Minnesota father 'revived' by Sen. Klobuchar after erroneously declared dead by IRS

The mistake cost him thousands of dollars in back tax returns, but thanks to a Fox 9 report and Sen. Amy Klobuchar, one Minnesota father of three can breathe a sigh of relief.

According to the IRS, Adam Ronning has been dead most of his life, but Ronning didn’t start running into trouble with it until about 2009.

Now, almost a decade later, Ronning is 35 and hopeful this is the end of his tax problems.

When Klobuchar saw Ronning Sunday, she joked about how alive he looked.

“I appreciate everything you’ve done,” Ronning said to the Senator.

Over the last 15 months they’ve placed call after call all to reverse the IRS’ false declaration that this tax-paying father of three is dead. It was a problem they were told was solved last year.

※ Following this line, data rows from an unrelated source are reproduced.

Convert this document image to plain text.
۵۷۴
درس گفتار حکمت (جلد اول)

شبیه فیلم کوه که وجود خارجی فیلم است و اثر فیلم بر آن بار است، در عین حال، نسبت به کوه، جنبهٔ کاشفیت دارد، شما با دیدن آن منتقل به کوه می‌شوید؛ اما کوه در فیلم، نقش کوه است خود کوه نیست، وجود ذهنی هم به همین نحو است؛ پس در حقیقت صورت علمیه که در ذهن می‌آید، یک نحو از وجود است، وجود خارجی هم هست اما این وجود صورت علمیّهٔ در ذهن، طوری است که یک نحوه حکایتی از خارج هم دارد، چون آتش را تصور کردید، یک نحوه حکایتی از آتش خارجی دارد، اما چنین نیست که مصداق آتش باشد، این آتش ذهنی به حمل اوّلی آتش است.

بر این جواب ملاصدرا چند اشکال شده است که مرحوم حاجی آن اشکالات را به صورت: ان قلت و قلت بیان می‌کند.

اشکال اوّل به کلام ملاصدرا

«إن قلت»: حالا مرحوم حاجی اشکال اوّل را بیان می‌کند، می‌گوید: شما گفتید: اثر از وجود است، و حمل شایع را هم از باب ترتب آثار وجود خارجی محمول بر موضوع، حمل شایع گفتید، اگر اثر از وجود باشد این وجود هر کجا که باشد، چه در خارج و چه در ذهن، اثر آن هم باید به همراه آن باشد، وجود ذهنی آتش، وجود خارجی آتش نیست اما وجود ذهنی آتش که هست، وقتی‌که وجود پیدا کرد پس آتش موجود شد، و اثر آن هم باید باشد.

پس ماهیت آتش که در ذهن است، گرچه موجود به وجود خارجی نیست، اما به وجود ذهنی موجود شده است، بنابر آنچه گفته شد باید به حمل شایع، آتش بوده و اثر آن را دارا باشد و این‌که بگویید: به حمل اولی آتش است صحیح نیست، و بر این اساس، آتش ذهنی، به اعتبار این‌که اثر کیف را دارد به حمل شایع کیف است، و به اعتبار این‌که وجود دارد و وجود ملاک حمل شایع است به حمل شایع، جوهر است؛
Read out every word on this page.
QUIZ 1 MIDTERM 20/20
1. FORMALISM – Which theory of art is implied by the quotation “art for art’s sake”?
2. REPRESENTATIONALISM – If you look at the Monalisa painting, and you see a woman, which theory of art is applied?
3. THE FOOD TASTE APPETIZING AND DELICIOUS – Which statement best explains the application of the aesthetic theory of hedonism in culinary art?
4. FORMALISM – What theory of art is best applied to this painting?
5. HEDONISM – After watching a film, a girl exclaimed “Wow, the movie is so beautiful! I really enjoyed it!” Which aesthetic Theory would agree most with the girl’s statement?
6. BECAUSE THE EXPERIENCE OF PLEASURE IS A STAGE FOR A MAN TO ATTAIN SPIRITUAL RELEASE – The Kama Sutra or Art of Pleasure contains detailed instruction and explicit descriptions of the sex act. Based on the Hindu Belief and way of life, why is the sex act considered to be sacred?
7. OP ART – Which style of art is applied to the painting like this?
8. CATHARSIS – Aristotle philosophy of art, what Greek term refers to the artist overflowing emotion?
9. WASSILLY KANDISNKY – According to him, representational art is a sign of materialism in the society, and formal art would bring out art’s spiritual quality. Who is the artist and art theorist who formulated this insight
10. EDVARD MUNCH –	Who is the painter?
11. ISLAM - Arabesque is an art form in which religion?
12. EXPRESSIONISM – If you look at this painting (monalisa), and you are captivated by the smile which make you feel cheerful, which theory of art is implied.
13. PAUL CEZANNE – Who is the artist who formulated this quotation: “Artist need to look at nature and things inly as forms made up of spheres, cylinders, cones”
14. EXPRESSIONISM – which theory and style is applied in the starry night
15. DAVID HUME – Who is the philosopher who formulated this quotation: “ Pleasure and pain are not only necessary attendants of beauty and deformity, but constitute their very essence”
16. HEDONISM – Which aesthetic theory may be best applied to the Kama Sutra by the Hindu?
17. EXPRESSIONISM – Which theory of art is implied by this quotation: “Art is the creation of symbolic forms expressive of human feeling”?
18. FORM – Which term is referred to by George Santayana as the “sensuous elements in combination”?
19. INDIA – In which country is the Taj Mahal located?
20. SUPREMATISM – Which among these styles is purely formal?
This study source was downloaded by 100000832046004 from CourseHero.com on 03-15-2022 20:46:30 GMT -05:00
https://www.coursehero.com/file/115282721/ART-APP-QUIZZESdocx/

“We kept making the case because they kept having bureaucratic snafus,’ Klobuchar said.

She added, “It appears they made some changes at the IRS, according to the commissioner and then he got reclassified once again as dead.”

Klobuchar ended up having to call the IRS Commissioner herself.

“I assumed they owed me anywhere between $20 and $27,000,” Ronning said. “I believe when everything was said and done I received about $15,000 back.”

Ronning’s mother, Linda Picard Millette, said she is relieved that her son appears to be legally alive again. She first learned about the gaffe in 1987 when her son was only five.

“I got married and moved,” she said. “The next thing I knew, he’d been declared dead.”

Back in 2011, an audit reportedly revealed 1,000 people a month are erroneously marked dead by the SSA. The office has since claimed that number is now closer to 500 people a month, which is still 6,000 citizens every year.  

“He couldn’t get a car loan, he couldn’t get an account at the bank,” said Picard Millette.

Getting Ronning his hard earned cash back actually started with a story Fox 9 reported last April.

“It actually helped get it done because I ended up emailing the IRS Commissioner the story with the link to show them how stupid it was, that this had happened,” Klobuchar said.

Klobuchar has since helped “revive” at least five other Minnesotans who were also in Ronning’s shoes.

“We’ll continue to fix these things as they happen but the point is they should never happen to begin with,” she added.

“Hopefully, I won’t have to deal with it next year and I know who to call if I do,” said Ronning.

There’s only one thing that Ronning says he needs now, which is something called a certificate of resurrection. The certificate is one his mother says she was promised years ago, but never got.

It’s documentation that could save him more grief as he moves forward.